Growth is possible even in the hardest of times, and that is Post-traumatic growth. Post-traumatic growth (PTG) is the positive growth that can come as a result of some trauma. It was explained by the psychologists Richard Glenn Tedeschi, Ph.D., and Lawrence in the 1990s.
There are seven different areas of growth that have been reported to arise from adversity:
- A more significant appreciation of life
- A much stronger appreciation and strengthening of close relationships
- Increased compassion and benevolence
- Finding a new calling or life’s purpose
- Greater awareness and the ability to make use of personal strengths
- Enhanced spiritual growth
- Creative development
What are the reasons some people build more resilience than others?

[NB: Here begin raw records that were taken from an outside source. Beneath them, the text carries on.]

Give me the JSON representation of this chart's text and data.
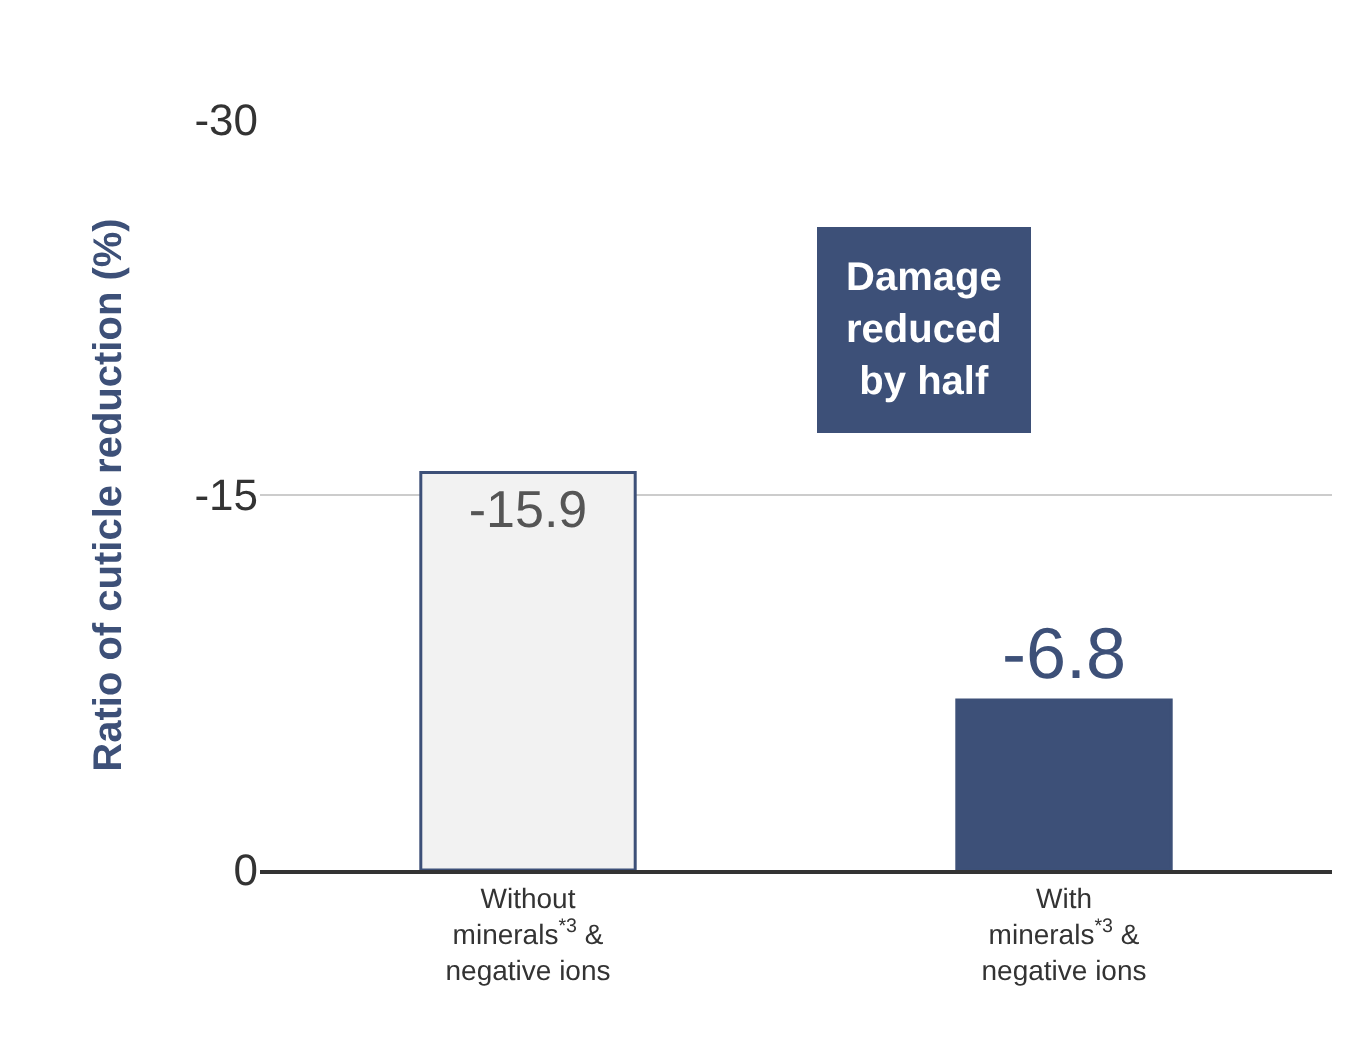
{
  "chart_data": {
    "type": "bar",
    "ylabel": "Ratio of cuticle reduction (%)",
    "categories": [
      "Without\nminerals$^{*3}$ &\nnegative ions",
      "With\nminerals$^{*3}$ &\nnegative ions"
    ],
    "values": [
      -15.9,
      -6.8
    ],
    "colors": [
      "#f2f2f2",
      "#3d5078"
    ],
    "ylim": [
      0,
      -30
    ],
    "yticks": [
      -30,
      -15,
      0
    ],
    "grid": "y",
    "data_labels": true,
    "annotations": [
      "Damage\nreduced\nby half"
    ]
  }
}
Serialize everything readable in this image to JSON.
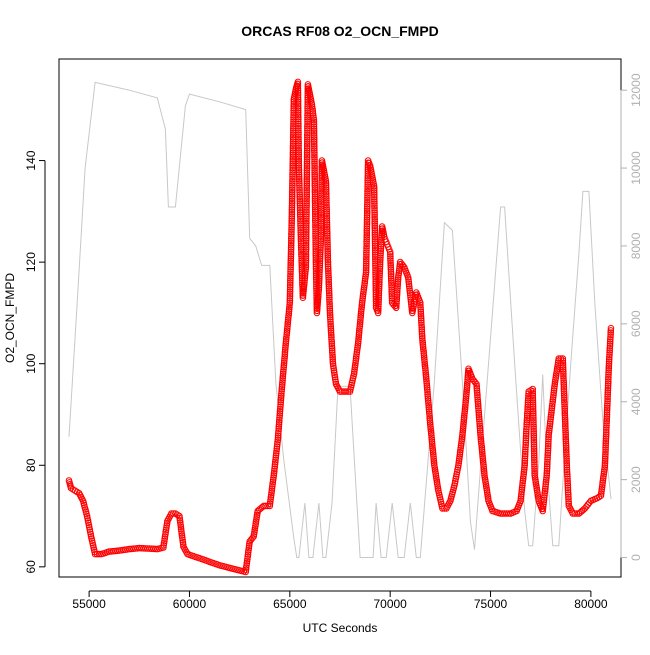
{
  "chart_data": {
    "type": "scatter",
    "title": "ORCAS RF08 O2_OCN_FMPD",
    "xlabel": "UTC Seconds",
    "ylabel": "O2_OCN_FMPD",
    "xlim": [
      53500,
      81500
    ],
    "ylim": [
      58,
      160
    ],
    "y2lim": [
      -500,
      12800
    ],
    "xticks": [
      55000,
      60000,
      65000,
      70000,
      75000,
      80000
    ],
    "yticks": [
      60,
      80,
      100,
      120,
      140
    ],
    "y2ticks": [
      0,
      2000,
      4000,
      6000,
      8000,
      10000,
      12000
    ],
    "grid": false,
    "colors": {
      "primary": "#ff0000",
      "secondary": "#c8c8c8",
      "axis": "#000000",
      "secondary_axis": "#b0b0b0"
    },
    "series": [
      {
        "marker": "open-circle",
        "color": "#ff0000",
        "points": [
          [
            54000,
            77
          ],
          [
            54100,
            75.5
          ],
          [
            54300,
            75
          ],
          [
            54500,
            74.5
          ],
          [
            54700,
            73
          ],
          [
            54900,
            70
          ],
          [
            55100,
            66
          ],
          [
            55300,
            62.5
          ],
          [
            55600,
            62.5
          ],
          [
            56000,
            63
          ],
          [
            56500,
            63.2
          ],
          [
            57000,
            63.5
          ],
          [
            57500,
            63.7
          ],
          [
            58000,
            63.6
          ],
          [
            58400,
            63.5
          ],
          [
            58700,
            63.8
          ],
          [
            58900,
            69
          ],
          [
            59100,
            70.5
          ],
          [
            59300,
            70.5
          ],
          [
            59500,
            70
          ],
          [
            59700,
            64
          ],
          [
            59900,
            62.5
          ],
          [
            60500,
            61.7
          ],
          [
            61000,
            61
          ],
          [
            61500,
            60.3
          ],
          [
            62000,
            59.8
          ],
          [
            62500,
            59.3
          ],
          [
            62800,
            59
          ],
          [
            63000,
            65
          ],
          [
            63200,
            66
          ],
          [
            63400,
            71
          ],
          [
            63700,
            72
          ],
          [
            64000,
            72
          ],
          [
            64200,
            78
          ],
          [
            64400,
            85
          ],
          [
            64600,
            95
          ],
          [
            64800,
            104
          ],
          [
            65000,
            112
          ],
          [
            65100,
            129
          ],
          [
            65200,
            152
          ],
          [
            65300,
            154
          ],
          [
            65400,
            155.5
          ],
          [
            65450,
            139
          ],
          [
            65550,
            125
          ],
          [
            65650,
            113
          ],
          [
            65800,
            119
          ],
          [
            65900,
            155
          ],
          [
            66000,
            153
          ],
          [
            66100,
            151
          ],
          [
            66200,
            148
          ],
          [
            66300,
            120
          ],
          [
            66350,
            110
          ],
          [
            66450,
            115
          ],
          [
            66550,
            125
          ],
          [
            66600,
            140
          ],
          [
            66700,
            138
          ],
          [
            66800,
            136
          ],
          [
            66900,
            120
          ],
          [
            67000,
            110
          ],
          [
            67150,
            100
          ],
          [
            67300,
            96
          ],
          [
            67500,
            94.5
          ],
          [
            68000,
            94.5
          ],
          [
            68200,
            98
          ],
          [
            68400,
            104
          ],
          [
            68600,
            112
          ],
          [
            68800,
            118
          ],
          [
            68900,
            140
          ],
          [
            69000,
            139
          ],
          [
            69100,
            137
          ],
          [
            69200,
            135
          ],
          [
            69300,
            111
          ],
          [
            69400,
            110
          ],
          [
            69500,
            120
          ],
          [
            69600,
            127
          ],
          [
            69700,
            125
          ],
          [
            69800,
            124
          ],
          [
            69900,
            123
          ],
          [
            70000,
            122
          ],
          [
            70100,
            112
          ],
          [
            70300,
            111
          ],
          [
            70400,
            117
          ],
          [
            70500,
            120
          ],
          [
            70700,
            119
          ],
          [
            70900,
            117
          ],
          [
            71100,
            110
          ],
          [
            71300,
            114
          ],
          [
            71500,
            112
          ],
          [
            71600,
            105
          ],
          [
            71800,
            97
          ],
          [
            72000,
            88
          ],
          [
            72200,
            80
          ],
          [
            72400,
            75
          ],
          [
            72600,
            71.5
          ],
          [
            72800,
            71.5
          ],
          [
            73000,
            73
          ],
          [
            73200,
            76
          ],
          [
            73400,
            80
          ],
          [
            73600,
            86
          ],
          [
            73800,
            94
          ],
          [
            73900,
            99
          ],
          [
            74100,
            97
          ],
          [
            74300,
            96
          ],
          [
            74500,
            86
          ],
          [
            74700,
            78
          ],
          [
            74900,
            73
          ],
          [
            75100,
            71
          ],
          [
            75500,
            70.5
          ],
          [
            76000,
            70.5
          ],
          [
            76300,
            71
          ],
          [
            76500,
            73
          ],
          [
            76700,
            80
          ],
          [
            76800,
            88
          ],
          [
            76900,
            94.5
          ],
          [
            77100,
            95
          ],
          [
            77200,
            78
          ],
          [
            77400,
            73
          ],
          [
            77600,
            71
          ],
          [
            77800,
            78
          ],
          [
            77900,
            86
          ],
          [
            78200,
            96
          ],
          [
            78400,
            101
          ],
          [
            78600,
            101
          ],
          [
            78800,
            80
          ],
          [
            78900,
            72
          ],
          [
            79100,
            70.5
          ],
          [
            79400,
            70.5
          ],
          [
            79700,
            71.5
          ],
          [
            80000,
            73
          ],
          [
            80300,
            73.5
          ],
          [
            80500,
            74
          ],
          [
            80700,
            80
          ],
          [
            80900,
            100
          ],
          [
            81000,
            107
          ]
        ]
      },
      {
        "marker": "line",
        "color": "#c8c8c8",
        "points": [
          [
            54000,
            3100
          ],
          [
            54400,
            6500
          ],
          [
            54800,
            10000
          ],
          [
            55300,
            12200
          ],
          [
            57000,
            12000
          ],
          [
            58400,
            11800
          ],
          [
            58800,
            11000
          ],
          [
            58950,
            9000
          ],
          [
            59300,
            9000
          ],
          [
            59800,
            11600
          ],
          [
            60000,
            11900
          ],
          [
            61500,
            11700
          ],
          [
            62800,
            11500
          ],
          [
            63000,
            8200
          ],
          [
            63300,
            8000
          ],
          [
            63600,
            7500
          ],
          [
            64000,
            7500
          ],
          [
            64300,
            4500
          ],
          [
            64700,
            2500
          ],
          [
            65200,
            500
          ],
          [
            65350,
            0
          ],
          [
            65450,
            0
          ],
          [
            65750,
            1400
          ],
          [
            65950,
            0
          ],
          [
            66150,
            0
          ],
          [
            66450,
            1400
          ],
          [
            66650,
            0
          ],
          [
            66800,
            0
          ],
          [
            67100,
            1400
          ],
          [
            67400,
            4400
          ],
          [
            68000,
            4400
          ],
          [
            68500,
            0
          ],
          [
            68600,
            0
          ],
          [
            69150,
            0
          ],
          [
            69300,
            1400
          ],
          [
            69550,
            0
          ],
          [
            69800,
            0
          ],
          [
            70100,
            1400
          ],
          [
            70400,
            0
          ],
          [
            70700,
            0
          ],
          [
            71000,
            1400
          ],
          [
            71300,
            0
          ],
          [
            71500,
            0
          ],
          [
            72200,
            4500
          ],
          [
            72700,
            8600
          ],
          [
            73100,
            8400
          ],
          [
            73600,
            4500
          ],
          [
            74000,
            900
          ],
          [
            74200,
            200
          ],
          [
            74500,
            2300
          ],
          [
            74800,
            4300
          ],
          [
            75200,
            7000
          ],
          [
            75500,
            9000
          ],
          [
            75700,
            9000
          ],
          [
            76200,
            5000
          ],
          [
            76700,
            1200
          ],
          [
            76900,
            300
          ],
          [
            77100,
            300
          ],
          [
            77400,
            2400
          ],
          [
            77600,
            4700
          ],
          [
            77800,
            2400
          ],
          [
            78100,
            300
          ],
          [
            78400,
            300
          ],
          [
            78700,
            2700
          ],
          [
            79000,
            5000
          ],
          [
            79400,
            7800
          ],
          [
            79600,
            9400
          ],
          [
            79900,
            9400
          ],
          [
            80200,
            6500
          ],
          [
            80600,
            3500
          ],
          [
            81000,
            1500
          ]
        ]
      }
    ]
  }
}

As Austrian psychiatrist Viktor Frankl put it, “When we are no longer able to change a situation, we are challenged to change ourselves.”
Resilient people are situationally aware. They understand their emotional reactions and the behavior of those around them. By remaining aware, they can maintain control of a situation and think of new ways to tackle problems. In many cases, resilient people emerge stronger after such difficulties.
But what is the underlying reason that some people are more resilient than others? Even though they experience similar traumatic events or possibly the same traumatic event, the degree of getting affected by it is different in each one of us. It is kind of like a Traumatic Brain Injury. They are both like snowflakes, and no two are the same.
According to Donald Meichenbaum, 60% of North Americans will face traumatic events in their lives, out of which 70% become resilient, and 30% will suffer harmful adverse effects. What causes this difference? Building resilience isn’t just about you. Your environment, atmosphere, friends, family, and financial predicament also make a difference in how you react to specific situations.
- Resilient people see difficulties with the mindset of growth and challenge. They take failure as a learning experience instead of falling apart, and that mentality keeps them going.
- They show commitment and set specific goals to keep themselves positive with a sense of purpose. They know that they have responsibilities and an image to protect.
- It is commonly seen in resilient people that they have self-awareness, confidence, calmness, and self-control. They know what they can do to make an impact. Instead of stressing over uncontrollable things and falling apart, they invest their time in what they can control and improve.
If you are looking to be resilient, you must first know what it is. Once the map is clear, the path will be clearer to understand.
So, how do you apply this to your life?
Take one step at a time. Start by first working on your self-awareness, self-confidence, and health. After that, adopt an optimistic approach and find your purpose, goals, and ambition. You will know your true potential, and with that in mind, you will stay motivated to keep on this path regardless of the obstacles.